A firewalk experience really can change your limiting beliefs as it did for my brother and I. We were on a new journey in our lives and we wanted to discover more about ourselves and our desire to know about possibilities that were yet unknown for us to experience. We were excited as we drove to the city in Toronto to a seminar of teachers that were guided by Anthony Robbin's.
The energy in the room was so uplifting and words are really a challenge to describe the feeling of it, so I will do what I explain on my web page about infinite words. The energy in the room was incaptuallypassionlysatious, wow that felt good to feel and then create the descriptive word that expresses how it felt for me. The memory of the experience is still so fresh when I bring it back into my focus. Everyone was so pumped up and excited to experience whatever the seminar had in store for us. All my brother and I cared about was the fire walk, anything else was an added bonus.
The firewalk was the last discipline of the day, first we were guiding into a meditative state and I had my first aware full out of body experience.
The whole day consisted of disciplines and different exercises, one was to break an arrow with our throat and other disciplines and different exercises. The instructors guided and explained information about many expanding ideas and beliefs. Information letting us know that if one person can do something that may seem impossible, then another person can too.
When it was time for the firewalk we did another meditation or focus first, seeing our self successfully walking the hot burning coals. Then we stood in line and watched others go before us, one at a time one individual would walk the hot coals as we all cheered them on. Only a few individuals had a slight burn but everyone did it successfully.

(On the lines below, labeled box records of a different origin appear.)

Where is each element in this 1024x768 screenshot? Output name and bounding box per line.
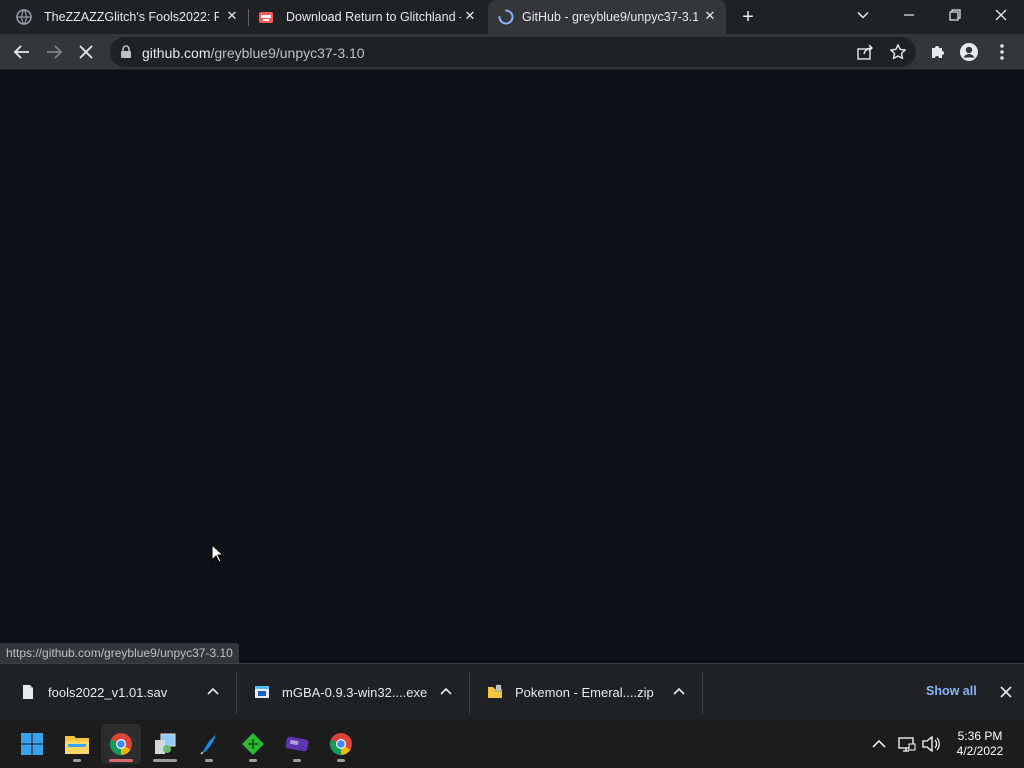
minimize-icon: [904, 14, 914, 16]
tab-title: TheZZAZZGlitch's Fools2022: Ret: [44, 10, 219, 24]
globe-icon: [16, 9, 32, 25]
file-icon: [23, 685, 33, 699]
tab-close-icon[interactable]: ✕: [462, 8, 478, 24]
tab-close-icon[interactable]: ✕: [702, 8, 718, 24]
extensions-puzzle-icon[interactable]: [928, 42, 948, 62]
download-filename: mGBA-0.9.3-win32....exe: [282, 685, 428, 700]
url-path: /greyblue9/unpyc37-3.10: [210, 45, 365, 61]
mouse-cursor-icon: [211, 544, 223, 563]
loading-spinner-icon: [498, 9, 514, 25]
taskbar-purple-app[interactable]: [277, 724, 317, 764]
taskbar-file-explorer[interactable]: [57, 724, 97, 764]
running-indicator: [153, 759, 177, 762]
tab-fools2022[interactable]: TheZZAZZGlitch's Fools2022: Ret ✕: [8, 0, 246, 34]
network-icon[interactable]: [897, 734, 917, 754]
close-window-button[interactable]: [978, 0, 1024, 30]
show-all-downloads-link[interactable]: Show all: [926, 684, 977, 698]
lock-icon[interactable]: [120, 45, 132, 59]
url-text[interactable]: github.com/greyblue9/unpyc37-3.10: [142, 45, 365, 61]
new-tab-button[interactable]: +: [737, 6, 759, 28]
pen-app-icon: [200, 735, 216, 755]
tab-title: GitHub - greyblue9/unpyc37-3.10: [522, 10, 698, 24]
active-indicator: [109, 759, 133, 762]
arrow-left-icon: [13, 45, 29, 59]
close-icon[interactable]: [998, 684, 1014, 700]
download-item[interactable]: mGBA-0.9.3-win32....exe: [234, 672, 470, 712]
address-bar[interactable]: github.com/greyblue9/unpyc37-3.10: [110, 37, 916, 67]
close-icon: [995, 9, 1007, 21]
download-shelf: fools2022_v1.01.sav mGBA-0.9.3-win32....…: [0, 663, 1024, 720]
close-icon: [79, 45, 93, 59]
taskbar-pen-app[interactable]: [189, 724, 229, 764]
running-indicator: [205, 759, 213, 762]
windows-taskbar: 5:36 PM 4/2/2022: [0, 720, 1024, 768]
running-indicator: [249, 759, 257, 762]
running-indicator: [337, 759, 345, 762]
clock-date: 4/2/2022: [956, 744, 1004, 758]
tab-github-unpyc[interactable]: GitHub - greyblue9/unpyc37-3.10 ✕: [488, 0, 726, 34]
download-divider: [702, 672, 703, 714]
taskbar-control-panel[interactable]: [145, 724, 185, 764]
share-icon[interactable]: [856, 43, 874, 61]
chevron-up-icon[interactable]: [438, 684, 454, 700]
purple-app-icon: [285, 736, 309, 752]
taskbar-chrome[interactable]: [101, 724, 141, 764]
forward-button[interactable]: [41, 39, 67, 65]
taskbar-green-app[interactable]: [233, 724, 273, 764]
system-clock[interactable]: 5:36 PM 4/2/2022: [948, 729, 1012, 759]
file-explorer-icon: [65, 736, 89, 754]
browser-toolbar: github.com/greyblue9/unpyc37-3.10: [0, 34, 1024, 70]
tab-divider: [248, 9, 249, 26]
chevron-up-icon[interactable]: [869, 734, 889, 754]
status-bubble-url: https://github.com/greyblue9/unpyc37-3.1…: [0, 643, 239, 663]
chevron-down-icon: [857, 11, 869, 19]
tab-close-icon[interactable]: ✕: [224, 8, 240, 24]
back-button[interactable]: [9, 39, 35, 65]
download-item[interactable]: Pokemon - Emeral....zip: [467, 672, 703, 712]
minimize-button[interactable]: [886, 0, 932, 30]
profile-avatar-icon[interactable]: [959, 42, 979, 62]
installer-icon: [255, 686, 269, 698]
download-item[interactable]: fools2022_v1.01.sav: [0, 672, 236, 712]
chrome-icon: [110, 733, 132, 755]
start-button[interactable]: [12, 724, 52, 764]
restore-icon: [949, 9, 961, 21]
running-indicator: [293, 759, 301, 762]
tab-title: Download Return to Glitchland -: [286, 10, 461, 24]
chevron-up-icon[interactable]: [205, 684, 221, 700]
page-content[interactable]: [0, 71, 1024, 663]
chrome-icon: [330, 733, 352, 755]
itch-io-icon: [259, 12, 273, 23]
download-filename: Pokemon - Emeral....zip: [515, 685, 654, 700]
tab-search-button[interactable]: [840, 0, 886, 30]
running-indicator: [73, 759, 81, 762]
zip-folder-icon: [488, 684, 502, 698]
windows-start-icon: [21, 733, 43, 755]
volume-icon[interactable]: [921, 734, 941, 754]
stop-loading-button[interactable]: [73, 39, 99, 65]
tab-return-to-glitchland[interactable]: Download Return to Glitchland - ✕: [250, 0, 486, 34]
restore-button[interactable]: [932, 0, 978, 30]
url-host: github.com: [142, 45, 211, 61]
chevron-up-icon[interactable]: [671, 684, 687, 700]
taskbar-chrome-2[interactable]: [321, 724, 361, 764]
download-filename: fools2022_v1.01.sav: [48, 685, 168, 700]
bookmark-star-icon[interactable]: [889, 43, 907, 61]
green-diamond-app-icon: [242, 733, 264, 755]
clock-time: 5:36 PM: [957, 729, 1003, 743]
arrow-right-icon: [47, 45, 63, 59]
more-menu-icon[interactable]: [992, 42, 1012, 62]
tab-strip: TheZZAZZGlitch's Fools2022: Ret ✕ Downlo…: [0, 0, 1024, 34]
control-panel-icon: [155, 733, 176, 754]
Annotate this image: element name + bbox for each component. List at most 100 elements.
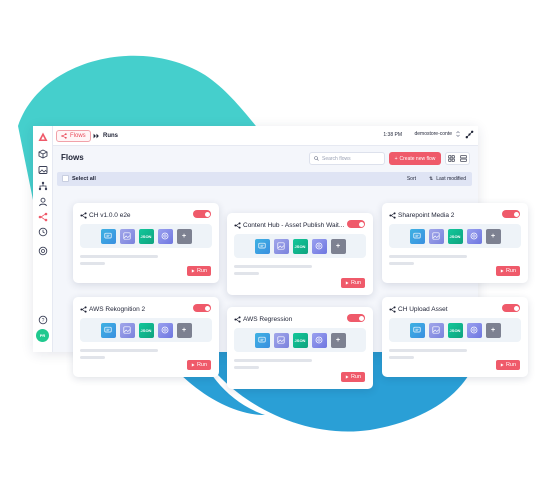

It was my brother’s turn and he stood there for a moment taking in deep breaths, I knew he was visualizing himself already successfully done the firewalk in his mind with those deep breaths, and then he went. As I watched him walk the whole way, he just glided through it. As I continued to observe the hot burning coals that were so red and hot I tried to not be intimidated by it and I knew if I continued to perceive it that way I would scare myself from doing it. So I stopped myself in those mid fearful thoughts and continued to tell myself, I can do this, I will do this, then visualized doing it in my mind again successfully.
It was my turn, I could feel my stomach starting to swirl around like that butterfly feeling inside and I continued to focus on already walking the firewalk, as if I already did it successfully. Then my focus went back to hearing the crowd of students cheering me on. What a support group, I felt such a love energy from them all, a bonding that grew from spending the day accomplishing such unknown experiences together.
That was it, it is now or never I thought to myself and I took in a couple deep breaths as I visualized one more time already successfully walking the firewalk of hot burning coals, seeing myself become one with them, loving them. At first I walked slowly. Then I felt some fear thoughts creeping in and I felt a tiny burn. I reminded myself within in second, no don’t panic and quickly focused my thoughts back to focusing on as if I already did it, I did it, I did it, I continued to say in my mind. Taking my thoughts beyond into already accomplishing the firewalk, and then walked the remainder of the coals so easily.
We did not even think to bring a camera but this video shows the excitement and empowerment of the seminar.
What a rush feeling of accomplishment. As I felt my feet on the cool ground and jumped up and down with that clenching YES feeling with my hands. Wow! Talk about the natural feeling of being so high and uplifted! As the crowd of students cheered the next individual on, I checked my feet and found only one tiny little burn, which was probably from that one little doubt feeling when I first started to walk the hot burning coals, just enough to prove to me that thoughts really do matter. Not only for the firewalk but for everything else in my life, in every way.
As my brother and I drove home we talked the whole way home about empowerment and everything we learned and experienced through the day. That was over twenty years ago and it changed my life completely, it changed the way I perceived everything in the most empowering ways. Oh except for one other experience I had that was actually my first major experienced that took me on the journey that lead me to my divorce and then to the
firewalk seminar which was the boating trip.